For once, I had my camera bag in the car. The wolf spider was near my car door, so I wanted to proceed cautiously. Wolf spiders can move pretty damn fast. They can’t jump, but something in the limbic area of my brain persists in believing that they can. Besides, darting doesn’t differ much from jumping, if a large spider is darting in your general direction. To assess the situation, I tapped my foot on the curb a safe distance away. The spider stayed put. I then made an awkward kicking motion (which I hope no one saw) toward the spider, and it still stayed put. So I edged the quarter near it for scale.

Since the spider remained motionless—either dying or depressed, I figured—I got braver with my shots. Finally I put the camera on super macro mode, which required putting the lens scarily close to the spider. But I was emboldened by its apparent indifference. I recently bought a little Fuji X10, a very capable retro-looking point-and-shoot with a bright lens and lots of controls, and that’s what I used here. The image needed a little lightening and a little sharpening, and I cropped it.

It’s fortunate for me that I prefer abstracts and semi-abstracts for my “serious” photography work. Several of my friends excel at wildlife photography, and I admire their work greatly. I don’t have the patience to do it myself, however. I hate using tripods, and my weak hands don’t like dealing with the weight of long lenses either. But those are mostly excuses; I simply lack the talent for photographing wildlife, just as I lack the talent for leading a wild life. This is as close as I get on both counts, and it’s good enough for me.

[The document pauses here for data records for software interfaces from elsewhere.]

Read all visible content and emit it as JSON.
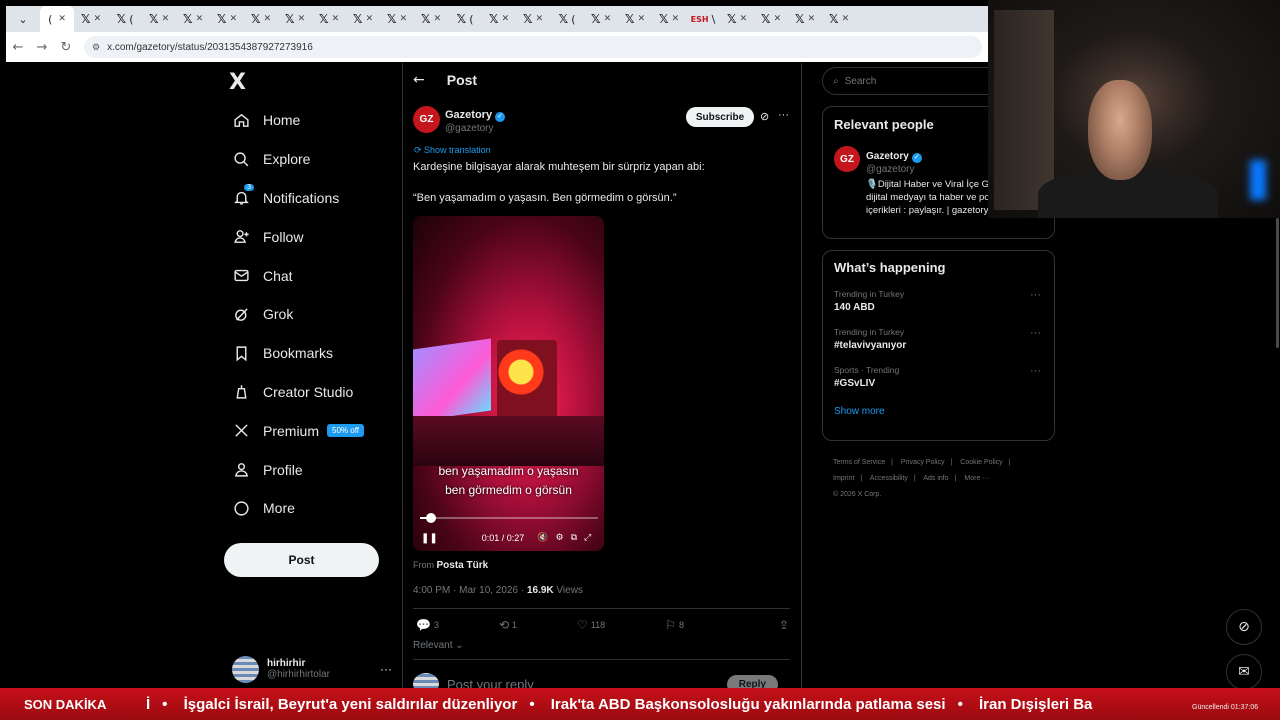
{
  "browser": {
    "url": "x.com/gazetory/status/2031354387927273916",
    "tabs": [
      "(",
      "(",
      "(",
      "",
      "",
      "",
      "",
      "",
      "",
      "",
      "",
      "(",
      "(",
      "",
      "",
      "(",
      "",
      "",
      "",
      "\\",
      "",
      "",
      "",
      ""
    ]
  },
  "sidebar": {
    "logo": "X",
    "items": [
      {
        "label": "Home",
        "icon": "home-icon"
      },
      {
        "label": "Explore",
        "icon": "search-icon"
      },
      {
        "label": "Notifications",
        "icon": "bell-icon",
        "count": "3"
      },
      {
        "label": "Follow",
        "icon": "follow-icon"
      },
      {
        "label": "Chat",
        "icon": "mail-icon"
      },
      {
        "label": "Grok",
        "icon": "grok-icon"
      },
      {
        "label": "Bookmarks",
        "icon": "bookmark-icon"
      },
      {
        "label": "Creator Studio",
        "icon": "creator-icon"
      },
      {
        "label": "Premium",
        "icon": "x-icon",
        "badge": "50% off"
      },
      {
        "label": "Profile",
        "icon": "person-icon"
      },
      {
        "label": "More",
        "icon": "more-circle-icon"
      }
    ],
    "post_button": "Post",
    "user": {
      "name": "hirhirhir",
      "handle": "@hirhirhirtolar",
      "more": "···"
    }
  },
  "main": {
    "title": "Post",
    "back": "←",
    "author": {
      "logo": "GZ",
      "name": "Gazetory",
      "handle": "@gazetory"
    },
    "subscribe": "Subscribe",
    "more": "···",
    "show_translation": "Show translation",
    "text": "Kardeşine bilgisayar alarak muhteşem bir sürpriz yapan abi:",
    "quote": "“Ben yaşamadım o yaşasın. Ben görmedim o görsün.”",
    "video": {
      "caption_line1": "ben yaşamadım o yaşasın",
      "caption_line2": "ben görmedim o görsün",
      "time": "0:01 / 0:27",
      "progress": 0.04
    },
    "from_label": "From",
    "from_source": "Posta Türk",
    "timestamp": "4:00 PM · Mar 10, 2026 · ",
    "views_count": "16.9K",
    "views_label": "Views",
    "actions": {
      "replies": "3",
      "reposts": "1",
      "likes": "118",
      "bookmarks": "8"
    },
    "relevant": "Relevant",
    "reply_placeholder": "Post your reply",
    "reply_button": "Reply"
  },
  "right": {
    "search_placeholder": "Search",
    "relevant_people": {
      "title": "Relevant people",
      "name": "Gazetory",
      "handle": "@gazetory",
      "bio": "🎙️Dijital Haber ve Viral İçe Gazetory dijital medyayı ta haber ve popüler içerikleri : paylaşır. | gazetory@gmail.com"
    },
    "whats_happening": {
      "title": "What’s happening",
      "trends": [
        {
          "context": "Trending in Turkey",
          "name": "140 ABD"
        },
        {
          "context": "Trending in Turkey",
          "name": "#telavivyanıyor"
        },
        {
          "context": "Sports · Trending",
          "name": "#GSvLIV"
        }
      ],
      "show_more": "Show more"
    },
    "footer": [
      "Terms of Service",
      "|",
      "Privacy Policy",
      "|",
      "Cookie Policy",
      "|",
      "Imprint",
      "|",
      "Accessibility",
      "|",
      "Ads info",
      "|",
      "More ···",
      "© 2026 X Corp."
    ]
  },
  "ticker": {
    "label": "SON DAKİKA",
    "items": [
      "İ",
      "İşgalci İsrail, Beyrut'a yeni saldırılar düzenliyor",
      "Irak'ta ABD Başkonsolosluğu yakınlarında patlama sesi",
      "İran Dışişleri Ba"
    ],
    "clock": "Güncellendi 01:37:06"
  },
  "colors": {
    "accent": "#1d9bf0",
    "ticker": "#c7101a",
    "background": "#000000"
  }
}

* Wrong again! I have now seen a much better picture of my friends’ arachnid, and it was in fact an orb weaver. They have assured me that it was much bigger and much scarier than my wolf spider. B. swears it was as big as her face. This seems hard to credit, but okay. It’s also possible that one’s perception of spider size is at least slightly influenced by whether said spider is outside where it belongs or inside one’s house.